В «чавесологии» прочно закрепился тезис о том, что Сересоле решающим образом помог Чавесу в выработке его «доктрины власти», исходным элементом которой была формула «Каудильо — народ — армия». Ею предусматривалась прочная смычка харизматического лидера и народных масс, причём на армию в этом треугольнике возлагалась роль своеобразной вооружённой партии. «Чавесолог» Альберто Гарридо полагал, что Чавес внёс одну существенную корректировку в формулу, заменив «армию» на более конкретное понятие — «военно-гражданская организация». Вторая рекомендация Сересоле также была использована Чавесом: Боливарианская революция должна иметь международную проекцию, идти в связке с борьбой за построение многополярного мира.

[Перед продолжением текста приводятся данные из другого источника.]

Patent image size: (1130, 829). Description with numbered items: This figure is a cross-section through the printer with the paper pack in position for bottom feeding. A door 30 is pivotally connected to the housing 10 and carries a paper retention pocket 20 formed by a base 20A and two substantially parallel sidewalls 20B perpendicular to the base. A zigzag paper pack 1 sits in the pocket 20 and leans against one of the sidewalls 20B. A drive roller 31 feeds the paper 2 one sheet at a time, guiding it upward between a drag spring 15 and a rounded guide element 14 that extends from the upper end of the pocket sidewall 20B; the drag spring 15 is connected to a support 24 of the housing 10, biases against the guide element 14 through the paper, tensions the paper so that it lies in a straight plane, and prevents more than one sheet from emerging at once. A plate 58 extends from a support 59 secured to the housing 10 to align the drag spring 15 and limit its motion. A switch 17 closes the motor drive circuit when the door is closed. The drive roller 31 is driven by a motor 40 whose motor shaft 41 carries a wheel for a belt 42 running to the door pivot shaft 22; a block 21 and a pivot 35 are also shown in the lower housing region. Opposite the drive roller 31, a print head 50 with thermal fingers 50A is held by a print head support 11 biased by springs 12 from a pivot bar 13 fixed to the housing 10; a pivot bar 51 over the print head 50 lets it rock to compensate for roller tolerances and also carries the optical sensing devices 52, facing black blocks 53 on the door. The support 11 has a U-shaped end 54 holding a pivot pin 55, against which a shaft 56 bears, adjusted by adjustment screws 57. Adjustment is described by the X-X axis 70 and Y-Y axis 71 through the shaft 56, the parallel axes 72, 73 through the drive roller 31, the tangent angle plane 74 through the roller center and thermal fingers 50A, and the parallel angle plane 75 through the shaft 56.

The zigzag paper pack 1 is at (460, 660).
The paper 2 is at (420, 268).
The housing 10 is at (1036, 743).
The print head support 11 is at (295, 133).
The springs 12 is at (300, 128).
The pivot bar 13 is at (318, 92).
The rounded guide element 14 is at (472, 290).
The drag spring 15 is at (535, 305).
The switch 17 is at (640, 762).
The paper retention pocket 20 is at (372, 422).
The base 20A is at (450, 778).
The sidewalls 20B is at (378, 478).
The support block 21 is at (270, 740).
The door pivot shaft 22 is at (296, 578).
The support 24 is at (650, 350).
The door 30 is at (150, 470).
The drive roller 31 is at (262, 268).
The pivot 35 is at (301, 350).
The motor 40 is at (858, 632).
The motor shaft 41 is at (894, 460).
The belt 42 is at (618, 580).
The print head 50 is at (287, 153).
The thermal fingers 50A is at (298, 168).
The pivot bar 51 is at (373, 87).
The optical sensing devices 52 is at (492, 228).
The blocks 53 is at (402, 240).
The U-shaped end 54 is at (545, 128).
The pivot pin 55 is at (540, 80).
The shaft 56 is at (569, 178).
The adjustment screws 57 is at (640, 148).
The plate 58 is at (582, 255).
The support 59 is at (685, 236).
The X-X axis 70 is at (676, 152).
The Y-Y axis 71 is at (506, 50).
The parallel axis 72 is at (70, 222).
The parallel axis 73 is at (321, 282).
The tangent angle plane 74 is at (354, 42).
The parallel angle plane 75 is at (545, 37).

Появление «подозрительного» аргентинца в Венесуэле и его тесное общение с Чавесом были зафиксированы агентами тайной полиции. Слежка за ними была усилена по распоряжению тогдашнего директора разведывательного управления DISIP Исраэля Вейсселя, который был гражданином Израиля, кадровым сотрудником МОССАД.[45] Вейссель считал Сересоле экстремистом, тесно связанным с палестинцами. Опасными для национальной безопасности Израиля представлялись публикации аргентинца на тему взрывов в еврейских организациях в Буэнос-Айресе в 1992 и 1994 годах. Сересоле считал, что они были организованы теми «фундаменталистскими» силами в самом Израиле, которые выступали против «Мирного плана» Исаака Рабина. Именно фундаменталисты, по версии Сересоле, расправились в конечном счёте и с Рабином.
«В день моего задержания, — вспоминал Норберто Сересоле, — я допрашивался в течение двенадцати часов самим Вейсселем. По этой причине я имею вполне ясное представление о подоплёке этого антивенесуэльского скандала, поскольку — в глубине его — было стремление втянуть Уго Чавеса в некую несуществующую «антисемитскую» кампанию». Изматывающий допрос нужного результата не дал: получить на Чавеса компромат не удалось. Сересоле отказался подписывать какие-либо заявления, направленные против друга, и под аккомпанемент хорошо оркестрованной «одобрительной реакции» прессы был выслан из страны в июне 1995 года. Сразу же после этого скандала в Каракас прибыл министр внутренней безопасности Израиля Авигдор Кахалани, который предложил правительству Кальдеры значительно усилить сотрудничество обеих стран в сфере безопасности, спецслужб, поставок спец-техники.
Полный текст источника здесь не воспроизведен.